Tengo un problema con los taxis porque el otro día se me acabó la batería del móvil, oh desgracia para un usuario de Uber, y tomé un taxi normal en la calle, es decir un coche de 1999. El señor era uno de esos raros especímenes que no se ha unido todavía a la moda de las App, aunque tampoco lo descarta del todo. Me contó que lleva 25 años de taxista, así que no necesita gps, porque él es un gps, se conoce todas las calles de Lima. Para llegar a cubrir un sueldo mínimo trabaja de lunes a domingo, de 7 de la mañana a 10 de la noche. Cena con su mujer, ve televisión y se duerme, y al día siguiente todo igual. “Solo quiero dormir”, me dijo. Sin duda, lo mejor de los taxistas en Perú es que te hablan de su vida y ponen radio romántica, pero entiendo que eso no a todo el mundo le gusta.

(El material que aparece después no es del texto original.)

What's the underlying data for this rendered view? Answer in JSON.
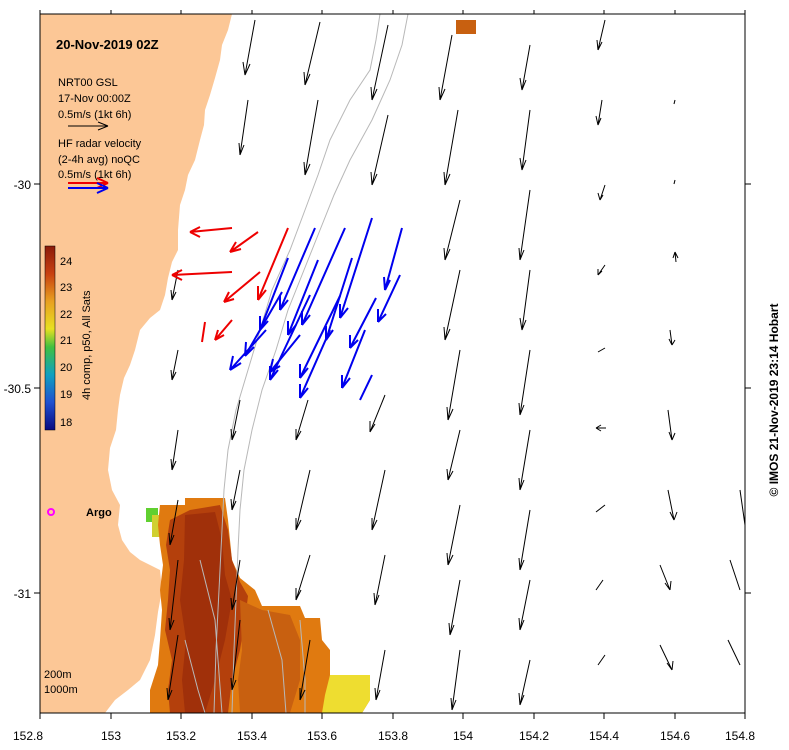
{
  "map": {
    "title": "20-Nov-2019 02Z",
    "model_name": "NRT00 GSL",
    "model_time": "17-Nov 00:00Z",
    "model_scale": "0.5m/s (1kt 6h)",
    "radar_line1": "HF radar velocity",
    "radar_line2": "(2-4h avg) noQC",
    "radar_scale": "0.5m/s (1kt 6h)",
    "argo_label": "Argo",
    "depth_200": "200m",
    "depth_1000": "1000m",
    "credit": "© IMOS 21-Nov-2019 23:14 Hobart"
  },
  "colorbar": {
    "label": "4h comp, p50, All Sats",
    "ticks": [
      "24",
      "23",
      "22",
      "21",
      "20",
      "19",
      "18"
    ]
  },
  "axes": {
    "x_ticks": [
      "152.8",
      "153",
      "153.2",
      "153.4",
      "153.6",
      "153.8",
      "154",
      "154.2",
      "154.4",
      "154.6",
      "154.8"
    ],
    "y_ticks": [
      "-30",
      "-30.5",
      "-31"
    ]
  },
  "colors": {
    "land": "#fcc796",
    "model_arrow": "#000000",
    "radar_offshore": "#0000ee",
    "radar_nearshore": "#ee0000",
    "argo": "#ff00ff"
  }
}
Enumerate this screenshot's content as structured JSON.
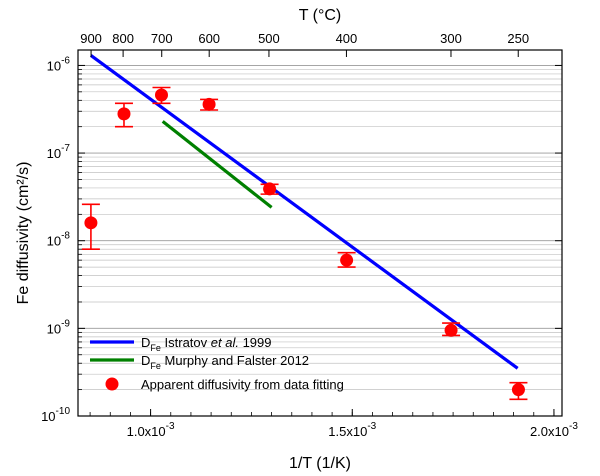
{
  "chart_data": {
    "type": "scatter",
    "x_scale": "linear",
    "y_scale": "log",
    "xlim": [
      0.00082,
      0.00202
    ],
    "ylim": [
      1e-10,
      1.5e-06
    ],
    "xlabel": "1/T (1/K)",
    "ylabel": "Fe diffusivity (cm²/s)",
    "top_axis_label": "T (°C)",
    "grid": "horizontal minor gridlines on log y axis",
    "x_ticks": [
      {
        "value": 0.001,
        "mantissa": "1.0x10",
        "exp": "-3"
      },
      {
        "value": 0.0015,
        "mantissa": "1.5x10",
        "exp": "-3"
      },
      {
        "value": 0.002,
        "mantissa": "2.0x10",
        "exp": "-3"
      }
    ],
    "y_ticks": [
      {
        "value": 1e-10,
        "base": "10",
        "exp": "-10"
      },
      {
        "value": 1e-09,
        "base": "10",
        "exp": "-9"
      },
      {
        "value": 1e-08,
        "base": "10",
        "exp": "-8"
      },
      {
        "value": 1e-07,
        "base": "10",
        "exp": "-7"
      },
      {
        "value": 1e-06,
        "base": "10",
        "exp": "-6"
      }
    ],
    "top_ticks": [
      {
        "label": "900",
        "t_celsius": 900
      },
      {
        "label": "800",
        "t_celsius": 800
      },
      {
        "label": "700",
        "t_celsius": 700
      },
      {
        "label": "600",
        "t_celsius": 600
      },
      {
        "label": "500",
        "t_celsius": 500
      },
      {
        "label": "400",
        "t_celsius": 400
      },
      {
        "label": "300",
        "t_celsius": 300
      },
      {
        "label": "250",
        "t_celsius": 250
      }
    ],
    "series": [
      {
        "kind": "line",
        "color": "#0000ff",
        "legend": {
          "pre": "D",
          "sub": "Fe",
          "mid": " Istratov ",
          "italic": "et al.",
          "post": " 1999"
        },
        "points": [
          [
            0.000852,
            1.3e-06
          ],
          [
            0.00191,
            3.5e-10
          ]
        ]
      },
      {
        "kind": "line",
        "color": "#008000",
        "legend": {
          "pre": "D",
          "sub": "Fe",
          "mid": " Murphy and Falster 2012",
          "italic": "",
          "post": ""
        },
        "points": [
          [
            0.00103,
            2.3e-07
          ],
          [
            0.0013,
            2.4e-08
          ]
        ]
      },
      {
        "kind": "points",
        "color": "#ff0000",
        "legend": {
          "pre": "",
          "sub": "",
          "mid": "Apparent diffusivity from data fitting",
          "italic": "",
          "post": ""
        },
        "points": [
          {
            "x": 0.000852,
            "y": 1.6e-08,
            "y_low": 8e-09,
            "y_high": 2.6e-08
          },
          {
            "x": 0.000934,
            "y": 2.8e-07,
            "y_low": 2e-07,
            "y_high": 3.7e-07
          },
          {
            "x": 0.001027,
            "y": 4.6e-07,
            "y_low": 3.7e-07,
            "y_high": 5.6e-07
          },
          {
            "x": 0.001145,
            "y": 3.6e-07,
            "y_low": 3.1e-07,
            "y_high": 4.1e-07
          },
          {
            "x": 0.001295,
            "y": 3.9e-08,
            "y_low": 3.4e-08,
            "y_high": 4.4e-08
          },
          {
            "x": 0.001486,
            "y": 6e-09,
            "y_low": 5e-09,
            "y_high": 7.3e-09
          },
          {
            "x": 0.001745,
            "y": 9.5e-10,
            "y_low": 8.3e-10,
            "y_high": 1.15e-09
          },
          {
            "x": 0.001912,
            "y": 2e-10,
            "y_low": 1.55e-10,
            "y_high": 2.4e-10
          }
        ]
      }
    ]
  }
}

De vuelta a las ventajas y desventajas de Uber y compañía, a parte de la libre competencia y la necesidad de modernizar un servicio anquilosado y a veces patético, está el argumento a favor de la seguridad en la convulsa urbe de América Latina. El consejo más ofrecido por una madre (bueno, de la mía), aparte de “que se ponga condón” es: “no tomes nunca taxis en la calle”, pues se suele decir que los robos, secuestros y violaciones pueden ocurrir en taxis que tomas alegremente por ahí. Pero lo cierto es que hay evidencias de que pueden cometerse también en la era de las aplicaciones. Ahí está el caso de la chica violada y asesinada en México por un chófer de Cabify, que forzó a la compañía a anunciar la creación de un botón del pánico. O algo que es vox populi y que yo misma he comprobado: muy a menudo el taxista que conduce no es el taxista con licencia que aparece en la foto. La trampa de la modernidad y la picaresca de siempre coexistiendo. Hace rato que ahí lo público nos lo arrebataron. Ni qué decir de los derechos laborales. Y las reglas de convivencia nunca existieron.

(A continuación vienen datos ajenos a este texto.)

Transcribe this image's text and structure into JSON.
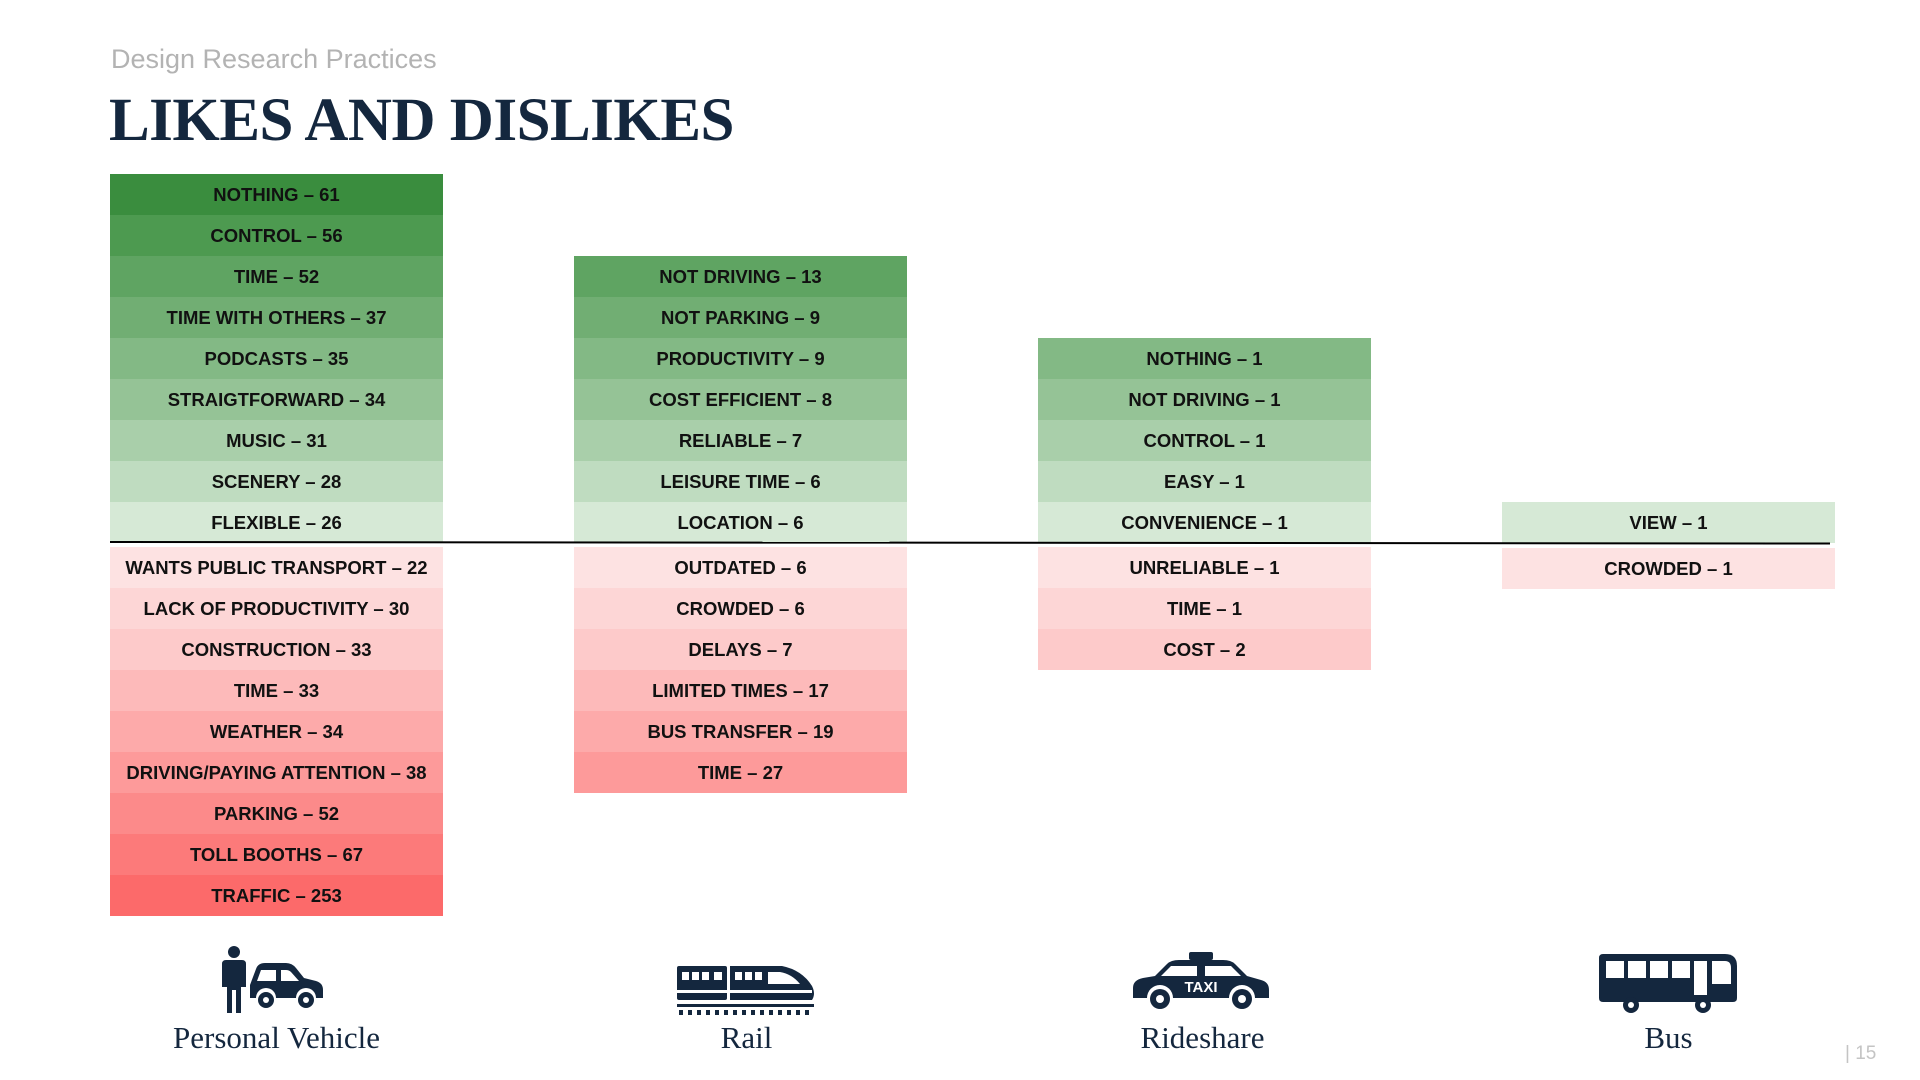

En España, en cambio, aún hay resistencia, aunque se trate de señorones taxistas de Barcelona y sus coches relucientes defendiendo sus derechos y atacando la competencia desleal. El fantasma de futuros oligopolios, más crudos en su refinamiento tecnológico, sobrevuela el conflicto entre los trabajadores del taxi regulado y las empresas líquidas de transporte, que por ahora han llegado pisando fuerte, endulzando a los clientes con tarifas y caramelitos y botellines de agua, amenazando con llenar de coches contaminantes la ciudad, que ni siquiera son suyos, precarizando a los taxistas de toda la vida y creando burbuja. Dicen que pronto todos estaremos ahí como todo estamos en Facebook. Mientras, Uber sigue subiendo sus acciones en la Bolsa y algunos aprovechan para meter en la colada a Ada Colau –el terror de AirBnb y Uber, quien ha propuesto una salida medianamente reguladora– para ver si así logran al menos rasguñarla políticamente y de paso al municipalismo.
Tengo un problema con los taxis y con los grandes problemas de Europa. Cuando estoy en Perú de vacaciones, entre edificios descomunales de Movistar y Repsol, me dan ternurita y asquito.